Celia Birtwell and Ossie Clark's was an almost perfect marriage of style, and their work together helped define the era. The collaboration began with a 1966 collection for the Quorum boutique in London, which they shared with the designer Alice Pollock. It was the Clarks who began the modern catwalk show: the previous procession of modelled clothes was put to music, the London glitterati were invited, and the shows became events.

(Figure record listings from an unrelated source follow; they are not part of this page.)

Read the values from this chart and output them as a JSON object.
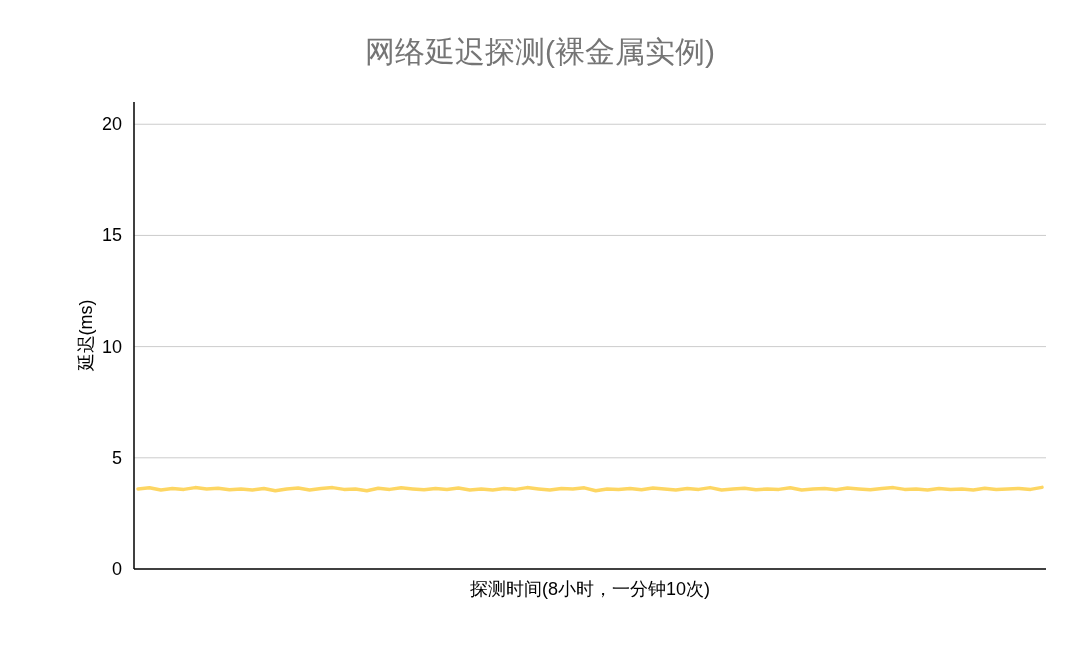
{
  "chart_data": {
    "type": "line",
    "title": "网络延迟探测(裸金属实例)",
    "xlabel": "探测时间(8小时，一分钟10次)",
    "ylabel": "延迟(ms)",
    "categories": [
      null,
      null,
      null,
      null,
      null,
      null,
      null,
      null,
      null,
      null,
      null,
      null,
      null,
      null,
      null,
      null,
      null,
      null,
      null,
      null,
      null,
      null,
      null,
      null,
      null,
      null,
      null,
      null,
      null,
      null,
      null,
      null,
      null,
      null,
      null,
      null,
      null,
      null,
      null,
      null,
      null,
      null,
      null,
      null,
      null,
      null,
      null,
      null,
      null,
      null,
      null,
      null,
      null,
      null,
      null,
      null,
      null,
      null,
      null,
      null,
      null,
      null,
      null,
      null,
      null,
      null,
      null,
      null,
      null,
      null,
      null,
      null,
      null,
      null,
      null,
      null,
      null,
      null,
      null,
      null
    ],
    "series": [
      {
        "color": "#fdd663",
        "values": [
          3.6,
          3.65,
          3.55,
          3.62,
          3.58,
          3.66,
          3.6,
          3.63,
          3.56,
          3.6,
          3.55,
          3.62,
          3.52,
          3.6,
          3.64,
          3.55,
          3.62,
          3.66,
          3.58,
          3.6,
          3.52,
          3.63,
          3.58,
          3.65,
          3.6,
          3.56,
          3.62,
          3.58,
          3.64,
          3.55,
          3.6,
          3.55,
          3.62,
          3.58,
          3.66,
          3.6,
          3.55,
          3.62,
          3.6,
          3.65,
          3.52,
          3.6,
          3.58,
          3.62,
          3.56,
          3.64,
          3.6,
          3.55,
          3.62,
          3.58,
          3.66,
          3.55,
          3.6,
          3.63,
          3.56,
          3.6,
          3.58,
          3.65,
          3.55,
          3.6,
          3.62,
          3.56,
          3.64,
          3.6,
          3.56,
          3.62,
          3.66,
          3.58,
          3.6,
          3.55,
          3.62,
          3.58,
          3.6,
          3.55,
          3.63,
          3.58,
          3.6,
          3.62,
          3.58,
          3.67
        ]
      }
    ],
    "ylim": [
      0,
      21
    ],
    "yticks": [
      0,
      5,
      10,
      15,
      20
    ],
    "grid": "y",
    "marker": "none",
    "line_style": "solid"
  }
}
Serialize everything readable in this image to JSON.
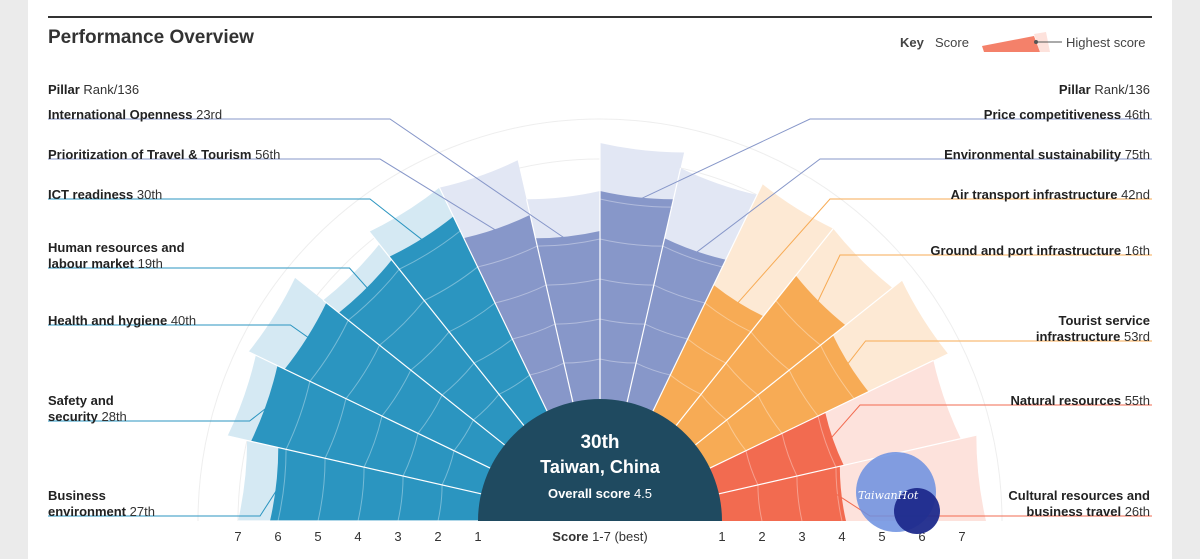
{
  "title": "Performance Overview",
  "key": {
    "label": "Key",
    "score": "Score",
    "highest": "Highest score"
  },
  "left_header": {
    "bold": "Pillar",
    "rest": "Rank/136"
  },
  "right_header": {
    "bold": "Pillar",
    "rest": "Rank/136"
  },
  "center": {
    "rank": "30th",
    "country": "Taiwan, China",
    "overall_label": "Overall score",
    "overall_value": "4.5"
  },
  "axis": {
    "label_bold": "Score",
    "label_rest": "1-7 (best)",
    "left_ticks": [
      "7",
      "6",
      "5",
      "4",
      "3",
      "2",
      "1"
    ],
    "right_ticks": [
      "1",
      "2",
      "3",
      "4",
      "5",
      "6",
      "7"
    ]
  },
  "watermark_text": "TaiwanHot",
  "colors": {
    "blue": "#2b95c0",
    "blue_light": "#d5e9f3",
    "violet": "#8797c9",
    "violet_light": "#e2e7f4",
    "orange": "#f7ab55",
    "orange_light": "#fde9d4",
    "coral": "#f26b50",
    "coral_light": "#fde2dc",
    "center": "#1f4a60"
  },
  "chart_data": {
    "type": "polar-bar",
    "overall_rank": "30th",
    "overall_score": 4.5,
    "scale": [
      1,
      7
    ],
    "pillars": [
      {
        "name": "Business environment",
        "label_lines": [
          "Business",
          "environment"
        ],
        "rank": "27th",
        "score": 5.2,
        "highest": 6.0,
        "side": "left",
        "group": "blue"
      },
      {
        "name": "Safety and security",
        "label_lines": [
          "Safety and",
          "security"
        ],
        "rank": "28th",
        "score": 5.9,
        "highest": 6.5,
        "side": "left",
        "group": "blue"
      },
      {
        "name": "Health and hygiene",
        "label_lines": [
          "Health and hygiene"
        ],
        "rank": "40th",
        "score": 5.7,
        "highest": 6.7,
        "side": "left",
        "group": "blue"
      },
      {
        "name": "Human resources and labour market",
        "label_lines": [
          "Human resources and",
          "labour market"
        ],
        "rank": "19th",
        "score": 5.3,
        "highest": 5.8,
        "side": "left",
        "group": "blue"
      },
      {
        "name": "ICT readiness",
        "label_lines": [
          "ICT readiness"
        ],
        "rank": "30th",
        "score": 5.4,
        "highest": 6.2,
        "side": "left",
        "group": "blue"
      },
      {
        "name": "Prioritization of Travel & Tourism",
        "label_lines": [
          "Prioritization of Travel & Tourism"
        ],
        "rank": "56th",
        "score": 4.8,
        "highest": 6.2,
        "side": "left",
        "group": "violet"
      },
      {
        "name": "International Openness",
        "label_lines": [
          "International Openness"
        ],
        "rank": "23rd",
        "score": 4.2,
        "highest": 5.2,
        "side": "left",
        "group": "violet"
      },
      {
        "name": "Price competitiveness",
        "label_lines": [
          "Price competitiveness"
        ],
        "rank": "46th",
        "score": 5.2,
        "highest": 6.4,
        "side": "right",
        "group": "violet"
      },
      {
        "name": "Environmental sustainability",
        "label_lines": [
          "Environmental sustainability"
        ],
        "rank": "75th",
        "score": 4.2,
        "highest": 6.0,
        "side": "right",
        "group": "violet"
      },
      {
        "name": "Air transport infrastructure",
        "label_lines": [
          "Air transport infrastructure"
        ],
        "rank": "42nd",
        "score": 3.5,
        "highest": 6.3,
        "side": "right",
        "group": "orange"
      },
      {
        "name": "Ground and port infrastructure",
        "label_lines": [
          "Ground and port infrastructure"
        ],
        "rank": "16th",
        "score": 4.8,
        "highest": 6.3,
        "side": "right",
        "group": "orange"
      },
      {
        "name": "Tourist service infrastructure",
        "label_lines": [
          "Tourist service",
          "infrastructure"
        ],
        "rank": "53rd",
        "score": 4.4,
        "highest": 6.6,
        "side": "right",
        "group": "orange"
      },
      {
        "name": "Natural resources",
        "label_lines": [
          "Natural resources"
        ],
        "rank": "55th",
        "score": 3.2,
        "highest": 6.2,
        "side": "right",
        "group": "coral"
      },
      {
        "name": "Cultural resources and business travel",
        "label_lines": [
          "Cultural resources and",
          "business travel"
        ],
        "rank": "26th",
        "score": 3.1,
        "highest": 6.6,
        "side": "right",
        "group": "coral"
      }
    ]
  }
}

He was a genius, better than Yves Saint Laurent. His cut – although he lifted it from the 1930s, he had his own take on it – even plump women felt pretty in. He didn't dress just the slimmest, which is always easier. I thought his garments were wonderful. I used to see [their] construction and the way he'd get excited about how he'd put a new sleeve in. He was a real artist. – Celia Birtwell

Birtwell worked at home designing textiles for Clark, who would use his skill in cutting and understanding of form, together with her knowledge of fabrics and textures to produce haute couture for the 1960s culture. This included work for the Rolling Stones and Beatles, Jimi Hendrix and Pink Floyd, as well as Pattie Boyd, Marianne Faithfull, Bianca Jagger, Verushka, Paloma Picasso, Talitha Getty and numerous other celebrities.

==Family==
Celia and Ossie had two children together, Albert (born 1969) and George (born 1971), but their private relationship deteriorated and they divorced in 1974.

==David Hockney==
She has been a muse for the painter David Hockney since 1968, and features in many of his paintings including Mr and Mrs Clark and Percy (1970–71), one of Hockney's most celebrated and one of the most viewed paintings in the Tate Britain gallery. In 2005, it featured on the Today programme's shortlist of the Greatest Painting in Britain. She appears in the 1974 Hockney biopic, A Bigger Splash, and the 1978 BBC documentary Seeing Through Drawing produced by Mike Dibb.

==Interiors and furnishing fabric==
After the break-up of her marriage, Birtwell continued in fashion, designing for the Radley label for a time, until in 1984 she set up a shop on Westbourne Park Road in Bayswater, selling fabrics for the home. Again she built up a reputation for innovative and witty design. Her first success came with her own take on a 16th-century animal print she called 'Animal Solo', followed later by the first, and much copied, white on white voile and muslin fabrics. These fabrics are now to be seen in many homes, hotels and public spaces, including Claridge's and The Lanesborough hotels in London, The Grand Hotel, Leeds, and the Dubai Hilton.

==Recent work==
Birtwell produced designs for French fashion house Cacharel while it was under the design direction of Suzanne Clements and Inacio Ribeiro. In 2005, it was announced that she would design clothing for the high street chain Topshop, beginning with Spring/Summer 2006. The four collections were a sell-out success. In April 2008, Birtwell designed a limited collection for American fashion retailer Express. In 2008, Millets launched a camping and outdoor footwear and clothing range which she had designed. New lines were added to the range for Summer 2009. In 2010, she created a 25-piece collection for John Lewis.

Her book Celia Birtwell, written with Dominic Lutyens, featuring photographs, fashion sketches and memoir, was published by Quadrille in 2011. 250 limited edition fabric covered box sets which included a signed copy of her book, and an exclusive silk scarf, were also produced.

Birtwell was the castaway on Desert Island Discs on BBC Radio 4 on Sunday 7 October 2012.

==Honours==
She was appointed Commander of the Order of the British Empire (CBE) in the 2011 Birthday Honours.